Parallèlement, de nouveaux paradigmes apparaissent dans les réflexions urbaines avec notamment celui des sols vivants. Ce sol, la pédosphère, qui ne mesure qu’un à deux mètres de profondeur, se situe à l’interface de l’atmosphère où nous évoluons et que nous aménageons, construisons, cultivons, et de la lithosphère, c’est-à-dire le niveau des roches. Porter une attention au sol, c’est veiller à sa qualité de ressource alimentaire et à l’équilibre écosystémique qui rend la planète vivable.
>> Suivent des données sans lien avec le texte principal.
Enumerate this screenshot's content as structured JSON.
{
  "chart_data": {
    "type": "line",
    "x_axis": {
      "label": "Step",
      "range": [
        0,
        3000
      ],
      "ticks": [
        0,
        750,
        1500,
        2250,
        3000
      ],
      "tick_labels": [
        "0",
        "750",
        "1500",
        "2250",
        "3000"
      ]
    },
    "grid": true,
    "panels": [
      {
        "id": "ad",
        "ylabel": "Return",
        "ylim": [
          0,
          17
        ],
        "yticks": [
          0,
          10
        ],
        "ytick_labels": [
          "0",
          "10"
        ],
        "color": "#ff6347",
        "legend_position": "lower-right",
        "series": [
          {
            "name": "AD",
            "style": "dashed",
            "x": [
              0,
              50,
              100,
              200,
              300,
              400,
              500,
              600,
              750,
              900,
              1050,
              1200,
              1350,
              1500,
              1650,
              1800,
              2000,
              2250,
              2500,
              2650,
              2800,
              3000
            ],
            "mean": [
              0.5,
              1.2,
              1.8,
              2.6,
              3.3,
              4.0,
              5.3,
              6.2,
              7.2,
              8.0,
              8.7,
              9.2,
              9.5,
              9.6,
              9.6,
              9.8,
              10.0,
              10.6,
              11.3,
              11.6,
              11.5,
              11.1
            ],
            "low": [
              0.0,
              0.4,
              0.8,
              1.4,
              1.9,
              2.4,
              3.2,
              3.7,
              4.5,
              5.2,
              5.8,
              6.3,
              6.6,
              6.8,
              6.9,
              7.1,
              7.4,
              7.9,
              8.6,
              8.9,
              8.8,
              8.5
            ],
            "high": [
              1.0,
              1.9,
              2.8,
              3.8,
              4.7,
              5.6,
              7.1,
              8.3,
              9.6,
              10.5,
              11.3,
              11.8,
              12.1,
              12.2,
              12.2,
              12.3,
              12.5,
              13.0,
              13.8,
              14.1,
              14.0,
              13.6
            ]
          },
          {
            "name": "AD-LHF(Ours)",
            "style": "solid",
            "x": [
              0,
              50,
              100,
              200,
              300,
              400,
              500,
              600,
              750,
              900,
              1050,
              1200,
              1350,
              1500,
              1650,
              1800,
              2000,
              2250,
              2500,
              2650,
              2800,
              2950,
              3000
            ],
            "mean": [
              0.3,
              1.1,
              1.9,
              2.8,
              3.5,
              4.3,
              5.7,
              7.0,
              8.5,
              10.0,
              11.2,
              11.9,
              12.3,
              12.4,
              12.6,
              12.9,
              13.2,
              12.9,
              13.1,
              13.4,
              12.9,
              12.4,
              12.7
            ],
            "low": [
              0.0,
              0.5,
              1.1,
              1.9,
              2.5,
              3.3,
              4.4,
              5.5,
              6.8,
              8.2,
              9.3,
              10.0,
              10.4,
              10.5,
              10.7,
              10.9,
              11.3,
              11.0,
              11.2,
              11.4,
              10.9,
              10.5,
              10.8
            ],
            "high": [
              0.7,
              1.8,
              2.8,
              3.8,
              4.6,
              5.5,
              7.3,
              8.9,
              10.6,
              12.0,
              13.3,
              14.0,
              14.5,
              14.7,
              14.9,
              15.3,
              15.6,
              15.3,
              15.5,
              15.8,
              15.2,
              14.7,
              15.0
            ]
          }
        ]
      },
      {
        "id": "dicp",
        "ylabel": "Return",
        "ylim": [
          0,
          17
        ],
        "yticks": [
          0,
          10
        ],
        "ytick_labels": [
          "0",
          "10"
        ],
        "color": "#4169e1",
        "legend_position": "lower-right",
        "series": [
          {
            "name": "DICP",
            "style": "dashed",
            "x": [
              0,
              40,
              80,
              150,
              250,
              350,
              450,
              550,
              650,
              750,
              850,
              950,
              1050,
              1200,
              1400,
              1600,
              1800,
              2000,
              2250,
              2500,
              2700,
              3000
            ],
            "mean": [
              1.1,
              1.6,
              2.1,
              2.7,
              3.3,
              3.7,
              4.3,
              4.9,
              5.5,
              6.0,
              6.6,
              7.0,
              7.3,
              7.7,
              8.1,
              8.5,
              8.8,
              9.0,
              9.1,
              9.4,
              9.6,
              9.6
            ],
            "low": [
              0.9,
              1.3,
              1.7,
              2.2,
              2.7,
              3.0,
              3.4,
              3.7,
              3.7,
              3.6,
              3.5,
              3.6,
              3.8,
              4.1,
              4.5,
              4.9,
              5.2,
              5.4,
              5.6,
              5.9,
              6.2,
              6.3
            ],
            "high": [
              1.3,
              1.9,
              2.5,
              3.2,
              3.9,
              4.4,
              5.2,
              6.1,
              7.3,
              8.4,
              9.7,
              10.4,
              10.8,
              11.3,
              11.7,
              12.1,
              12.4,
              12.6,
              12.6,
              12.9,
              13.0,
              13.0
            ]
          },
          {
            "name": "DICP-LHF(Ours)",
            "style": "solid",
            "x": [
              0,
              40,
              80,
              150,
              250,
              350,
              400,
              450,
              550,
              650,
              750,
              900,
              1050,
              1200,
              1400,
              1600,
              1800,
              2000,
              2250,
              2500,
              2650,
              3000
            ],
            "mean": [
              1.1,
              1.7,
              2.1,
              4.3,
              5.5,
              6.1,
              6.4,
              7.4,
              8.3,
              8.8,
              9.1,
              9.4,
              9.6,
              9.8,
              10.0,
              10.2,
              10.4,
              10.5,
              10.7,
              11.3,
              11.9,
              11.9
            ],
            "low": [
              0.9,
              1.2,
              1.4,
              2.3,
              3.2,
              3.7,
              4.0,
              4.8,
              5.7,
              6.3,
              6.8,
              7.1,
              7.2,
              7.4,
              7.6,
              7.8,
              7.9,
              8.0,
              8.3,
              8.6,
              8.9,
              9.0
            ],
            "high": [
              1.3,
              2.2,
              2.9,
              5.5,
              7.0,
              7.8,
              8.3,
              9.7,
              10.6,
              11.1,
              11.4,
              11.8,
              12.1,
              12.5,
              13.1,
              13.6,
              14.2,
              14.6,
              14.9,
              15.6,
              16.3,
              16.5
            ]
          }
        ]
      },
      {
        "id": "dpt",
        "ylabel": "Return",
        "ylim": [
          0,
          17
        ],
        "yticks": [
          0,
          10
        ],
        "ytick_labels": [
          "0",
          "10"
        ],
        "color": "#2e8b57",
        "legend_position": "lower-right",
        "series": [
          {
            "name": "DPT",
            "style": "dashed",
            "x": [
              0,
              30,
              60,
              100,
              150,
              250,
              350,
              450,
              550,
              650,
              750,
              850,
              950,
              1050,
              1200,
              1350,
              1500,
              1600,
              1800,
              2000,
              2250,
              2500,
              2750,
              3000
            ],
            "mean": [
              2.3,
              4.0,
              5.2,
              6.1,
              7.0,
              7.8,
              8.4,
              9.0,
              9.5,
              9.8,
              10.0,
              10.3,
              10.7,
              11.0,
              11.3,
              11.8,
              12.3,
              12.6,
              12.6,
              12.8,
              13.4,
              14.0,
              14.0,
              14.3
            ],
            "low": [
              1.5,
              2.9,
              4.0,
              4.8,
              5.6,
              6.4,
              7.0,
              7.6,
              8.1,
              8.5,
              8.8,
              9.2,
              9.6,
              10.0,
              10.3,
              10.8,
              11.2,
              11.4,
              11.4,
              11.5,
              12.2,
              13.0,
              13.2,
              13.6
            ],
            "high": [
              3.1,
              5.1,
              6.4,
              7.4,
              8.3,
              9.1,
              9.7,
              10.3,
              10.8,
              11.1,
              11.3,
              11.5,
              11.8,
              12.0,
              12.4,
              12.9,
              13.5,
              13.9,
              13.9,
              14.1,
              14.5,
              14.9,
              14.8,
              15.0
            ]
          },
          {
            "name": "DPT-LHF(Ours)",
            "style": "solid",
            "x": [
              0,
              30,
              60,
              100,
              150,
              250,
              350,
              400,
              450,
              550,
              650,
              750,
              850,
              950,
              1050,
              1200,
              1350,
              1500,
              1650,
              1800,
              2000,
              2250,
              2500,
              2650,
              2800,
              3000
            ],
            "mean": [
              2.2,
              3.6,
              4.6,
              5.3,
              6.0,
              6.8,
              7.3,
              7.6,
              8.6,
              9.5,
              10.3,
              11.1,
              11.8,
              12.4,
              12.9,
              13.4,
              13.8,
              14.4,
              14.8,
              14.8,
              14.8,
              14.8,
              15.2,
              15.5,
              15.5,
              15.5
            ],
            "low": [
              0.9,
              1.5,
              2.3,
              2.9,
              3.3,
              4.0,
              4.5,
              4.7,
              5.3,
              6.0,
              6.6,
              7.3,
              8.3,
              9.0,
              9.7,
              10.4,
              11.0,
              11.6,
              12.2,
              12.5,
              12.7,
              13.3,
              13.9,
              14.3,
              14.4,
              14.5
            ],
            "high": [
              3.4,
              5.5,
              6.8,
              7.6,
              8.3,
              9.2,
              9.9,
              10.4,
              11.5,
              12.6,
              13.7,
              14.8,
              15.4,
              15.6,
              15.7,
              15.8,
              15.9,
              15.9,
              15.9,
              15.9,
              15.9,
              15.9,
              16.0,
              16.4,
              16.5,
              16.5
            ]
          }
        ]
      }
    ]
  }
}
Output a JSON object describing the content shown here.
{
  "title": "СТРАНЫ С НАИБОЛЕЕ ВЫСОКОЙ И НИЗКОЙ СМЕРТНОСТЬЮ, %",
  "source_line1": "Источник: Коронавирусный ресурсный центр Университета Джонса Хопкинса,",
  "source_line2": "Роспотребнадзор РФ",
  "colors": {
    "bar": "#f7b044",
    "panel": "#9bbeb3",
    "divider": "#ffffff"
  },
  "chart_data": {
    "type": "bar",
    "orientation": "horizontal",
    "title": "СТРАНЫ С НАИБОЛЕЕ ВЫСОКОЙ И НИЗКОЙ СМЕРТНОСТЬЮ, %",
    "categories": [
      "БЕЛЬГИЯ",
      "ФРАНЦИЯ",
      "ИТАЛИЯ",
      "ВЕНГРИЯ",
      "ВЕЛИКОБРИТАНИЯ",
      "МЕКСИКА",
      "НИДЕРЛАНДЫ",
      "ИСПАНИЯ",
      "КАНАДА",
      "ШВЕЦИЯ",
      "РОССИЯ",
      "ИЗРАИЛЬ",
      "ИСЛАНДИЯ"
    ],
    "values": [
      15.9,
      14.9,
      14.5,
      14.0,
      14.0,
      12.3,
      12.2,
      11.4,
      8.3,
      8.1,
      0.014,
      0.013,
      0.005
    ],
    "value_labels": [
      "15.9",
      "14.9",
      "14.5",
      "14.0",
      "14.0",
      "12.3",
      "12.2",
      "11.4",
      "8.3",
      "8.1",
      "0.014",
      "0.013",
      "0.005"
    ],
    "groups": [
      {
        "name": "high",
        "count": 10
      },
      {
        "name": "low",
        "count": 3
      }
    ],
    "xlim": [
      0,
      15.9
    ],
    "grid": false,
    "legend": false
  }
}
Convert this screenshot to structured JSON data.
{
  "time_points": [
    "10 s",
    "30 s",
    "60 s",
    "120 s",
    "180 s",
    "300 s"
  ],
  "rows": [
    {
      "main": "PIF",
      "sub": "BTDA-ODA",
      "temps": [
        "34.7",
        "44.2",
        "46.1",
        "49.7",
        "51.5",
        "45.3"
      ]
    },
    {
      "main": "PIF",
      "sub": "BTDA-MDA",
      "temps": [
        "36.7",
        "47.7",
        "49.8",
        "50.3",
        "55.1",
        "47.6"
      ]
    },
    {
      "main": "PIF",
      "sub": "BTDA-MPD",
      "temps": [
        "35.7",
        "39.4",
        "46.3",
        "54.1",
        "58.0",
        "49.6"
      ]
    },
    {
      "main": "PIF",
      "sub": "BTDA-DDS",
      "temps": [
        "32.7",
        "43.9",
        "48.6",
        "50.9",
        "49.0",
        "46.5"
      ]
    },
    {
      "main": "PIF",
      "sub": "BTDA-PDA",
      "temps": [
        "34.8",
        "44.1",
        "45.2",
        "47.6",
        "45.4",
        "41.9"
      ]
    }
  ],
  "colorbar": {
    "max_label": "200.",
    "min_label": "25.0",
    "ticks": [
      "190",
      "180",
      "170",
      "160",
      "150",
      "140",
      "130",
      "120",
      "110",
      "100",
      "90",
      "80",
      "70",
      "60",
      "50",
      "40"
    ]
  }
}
Notre tendance au point de vue anthropocentrique combinée à une idéologie du règne financier, nous amène à traduire cette richesse des sols vivants en valeur financière : pour préserver les sols naturels et agricoles, on augmente la valeur foncière des sols urbanisés – ou comment s’engager davantage dans la spéculation foncière. Mais pourquoi ne pas inverser les tendances et assumer une ambition politique – l’accès au logement – en décidant une bonne fois pour toute d’encadrer le prix du foncier ? Car c’est bien ce qui permettrait d’offrir des logements bien construits et spacieux à des prix accessibles, de rendre possible le renouvellement de nos villes, d’entrer allègrement dans une attention réelle au sol…
Autant de sujets qui impliquent tous les acteurs, urbains ou pas, et c’est bien notre projet pour cette nouvelle édition de la revue Tous urbains ? qui commence avec ce numéro. Nous comptons ouvrir le débat à tous les points de vue, de chacun des acteurs, car nous partageons au sein de l’équipe la conviction que la fabrication de nos territoires engage la responsabilité de tous et n’est pas réservé un seul métier. Le point d’interrogation que nous introduisons dans le titre de la revue est quant à lui une invitation à penser le monde urbain en interface avec son environnement, à prendre en compte les nouvelles façons d’habiter, à dépasser les conflits urbains et ruraux, voire d’élargir notre point de vue anthropocentrique. Ainsi, nous avons le plaisir de commencer avec vous cette deuxième saison de la revue et de vous présenter sa nouvelle maquette qui a été élaborée avec la nouvelle équipe du comité de rédaction qui réunit Olivier Boesch, Cynthia Ghorra-Gobin, Philippe Estèbe, directeur de publication, Vincent Lavergne et moi-même, et avec Alma Gromard pour la conception graphique. Nous renouvelons en même temps l’ambition de la première édition qui a été portée par, dans l’ordre alphabétique, Jean-Pierre Charbonneau, Jacques Donzelot, Cynthia Ghorra-Gobin, Michel Lussault, Olivier Mongin, Philippe Panerai, Jean-Michel Roux, qui pour certains restent actifs dans la nouvelle édition, ainsi que Frédéric Bonnet, Anne Chaperon, Cristina Conrad, Stéphane Cordobes, Vincent Renard : celle d’une revue qui revendique les débats, les points de vue critiques et le ton libre autour des enjeux en œuvre dans les villes.
Shahinda Lane
[1] Pour reprendre la formule « la crise est notre chance » de Gilles Delalex et Yves Moreaux, architectes du Studio Muoto, en écho à celle de Bruno Latour : « l’apocalypse est notre chance ».
[2]« Rapport Girometti-Leclercq : référentiel sur la qualité du logement », 9 septembre 2021
https://www.ecologie.gouv.fr/sites/default/files/Rapport Mission Logement 210904.pdf
[3] l’Institut des Hautes Études pour l’Action dans le Logement
[4] Charmes, Éric. « De quoi le ZAN est-il le nom ? », in Fonciers en débat, septembre 2021
https://fonciers-en-debat.com/de-quoi-le-zan-zero-artificialisation-nette-est-il-le-nom/
[5] Rappelons au passage les nombreux écrits de Jean-Michel Roux dans les pages de cette revue, sur cet impensé de la construction des logements individuels en France.